Miranos v. VOC Steel
In this case the judge granted leave to appeal on a point of law under s.69 of the Arbitration Act and then heard the appeal. He held that the arbitrator had erred in holding that the word "guarantee" in relation to the duration of a time charterparty amounted to a guarantee of a minimum lump sum remuneration, whether any actual damage was suffered by early redelivery or not. On the contrary, this was a case where the ordinary rule for the calculation of damages for early redelivery applied – namely, the difference between the charter rate and the market rate for the vessel for the period of the early redelivery or, if there was no market rate, the normal and direct loss suffered by the owners. The award was remitted to the arbitrator for him to determine damages on these principles
DMC Category Rating: Confirmed
The owners claimed payment of hire at the charter rate for the full 35 days of the guaranteed period. The charterers agreed to pay only the difference between the charter rate and the vessel's actual earnings for the period of the shortfall. The claim went to arbitration.
In his award, the arbitrator considered that the word "guarantee" in relation to duration involved a different obligation from the obligation to re-deliver on a specified day. He held that the guarantee amounted to a guarantee of a minimum lump sum remuneration in respect of the time charter trip, regardless whether or not any actual damage was suffered by reason on the early re-delivery. The voyage which followed was not, he said, taken in mitigation of the early re-delivery because it was going to be performed in any event. Consequently, he awarded in owners’ favour.
In the appeal, owners, as respondents, accepted that they had to give credit for any additional benefits they had enjoyed by reason of the breach, and those benefits might include additional hire they had earned by reason of the breach. Where, however, the innocent party would have earned the sum in question with or without the breach, it could not be said that it had earned that sum by reason of the breach. Thus, if earnings on the subsequent charter were (as here) exactly the same, with or without the breach, no part of those earning could be taken into account in mitigation of damages. The only benefit to owners was that they had received the freight for the subsequent fixture one and a half days earlier than they would have done had the vessel been redelivered on time.
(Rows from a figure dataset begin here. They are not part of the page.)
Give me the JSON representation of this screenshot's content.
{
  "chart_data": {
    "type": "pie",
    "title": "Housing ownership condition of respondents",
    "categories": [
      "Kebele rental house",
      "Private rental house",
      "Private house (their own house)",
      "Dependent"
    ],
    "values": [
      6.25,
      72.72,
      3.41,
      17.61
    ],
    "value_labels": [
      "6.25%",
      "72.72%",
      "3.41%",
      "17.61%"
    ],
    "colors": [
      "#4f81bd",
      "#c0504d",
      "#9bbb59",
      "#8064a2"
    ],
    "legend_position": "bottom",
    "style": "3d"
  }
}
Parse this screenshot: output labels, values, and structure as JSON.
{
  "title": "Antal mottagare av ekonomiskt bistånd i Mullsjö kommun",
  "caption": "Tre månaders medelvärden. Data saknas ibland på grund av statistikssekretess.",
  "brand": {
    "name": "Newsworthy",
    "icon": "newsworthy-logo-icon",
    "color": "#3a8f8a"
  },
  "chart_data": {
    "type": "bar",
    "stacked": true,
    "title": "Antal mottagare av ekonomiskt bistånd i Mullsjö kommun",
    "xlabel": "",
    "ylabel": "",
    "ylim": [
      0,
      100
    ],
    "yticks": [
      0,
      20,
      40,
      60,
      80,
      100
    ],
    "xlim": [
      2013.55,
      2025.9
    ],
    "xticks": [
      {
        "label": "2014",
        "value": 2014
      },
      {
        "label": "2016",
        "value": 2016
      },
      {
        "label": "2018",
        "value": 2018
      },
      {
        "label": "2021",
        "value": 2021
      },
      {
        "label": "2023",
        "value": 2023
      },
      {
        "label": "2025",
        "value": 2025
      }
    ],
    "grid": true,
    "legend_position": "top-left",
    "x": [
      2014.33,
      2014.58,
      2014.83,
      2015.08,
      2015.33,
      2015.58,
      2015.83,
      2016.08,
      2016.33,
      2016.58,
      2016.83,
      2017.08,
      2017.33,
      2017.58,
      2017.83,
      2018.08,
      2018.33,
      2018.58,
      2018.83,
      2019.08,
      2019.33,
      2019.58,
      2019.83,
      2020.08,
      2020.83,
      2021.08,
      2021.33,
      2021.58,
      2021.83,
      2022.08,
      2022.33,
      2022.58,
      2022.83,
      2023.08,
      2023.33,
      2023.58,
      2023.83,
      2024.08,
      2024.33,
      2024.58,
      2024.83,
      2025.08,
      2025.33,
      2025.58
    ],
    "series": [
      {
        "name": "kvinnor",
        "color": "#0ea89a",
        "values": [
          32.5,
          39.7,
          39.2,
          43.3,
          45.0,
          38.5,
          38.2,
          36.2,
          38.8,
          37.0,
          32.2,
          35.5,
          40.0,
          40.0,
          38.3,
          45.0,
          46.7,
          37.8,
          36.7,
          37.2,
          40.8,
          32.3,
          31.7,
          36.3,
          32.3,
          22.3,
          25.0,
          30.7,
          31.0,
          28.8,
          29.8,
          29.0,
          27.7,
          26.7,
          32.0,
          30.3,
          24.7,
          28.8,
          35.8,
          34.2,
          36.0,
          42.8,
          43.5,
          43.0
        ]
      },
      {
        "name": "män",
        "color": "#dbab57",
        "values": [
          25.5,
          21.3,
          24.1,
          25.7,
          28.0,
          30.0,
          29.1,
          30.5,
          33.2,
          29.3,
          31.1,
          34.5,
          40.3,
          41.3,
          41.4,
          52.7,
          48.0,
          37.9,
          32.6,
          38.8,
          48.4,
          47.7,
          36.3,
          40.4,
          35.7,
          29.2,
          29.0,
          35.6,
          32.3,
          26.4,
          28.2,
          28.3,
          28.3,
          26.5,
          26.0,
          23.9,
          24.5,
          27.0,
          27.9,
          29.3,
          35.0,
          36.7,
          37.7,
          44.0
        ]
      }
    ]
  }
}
The effect of the early re-delivery was to make the vessel available to owners for a period of one and a half days. Not only did the owners earn their money on the next voyage one and a half days earlier than they otherwise would have done, they also had one and a half days more to use the vessel than they otherwise would have done. In such circumstances, the "prima facie measure of damages for early re-delivery is applicable here. The use of the word "guarantee" in the charter was to distinguish it from others where estimates of duration are given…It does not impact in any way on the measure of damages if the obligation is broken". The owners had to give credit for any benefits arising to them. The usual measure of damages for early re-delivery was applicable.
The arbitrator had also misdirected himself on the issue of mitigation, when he had considered that what mattered was whether or not the succeeding voyage had been concluded as a result of the early re-delivery.
The simple equation for measuring damages to which owners were
entitled was the comparison between the charter rate and the available market
rate for the one and a half days or, if there was no market rate the normal and
direct loss the owners suffered. The award was remitted to the arbitrator for
him to make a finding as to the owners’ loss on that basis.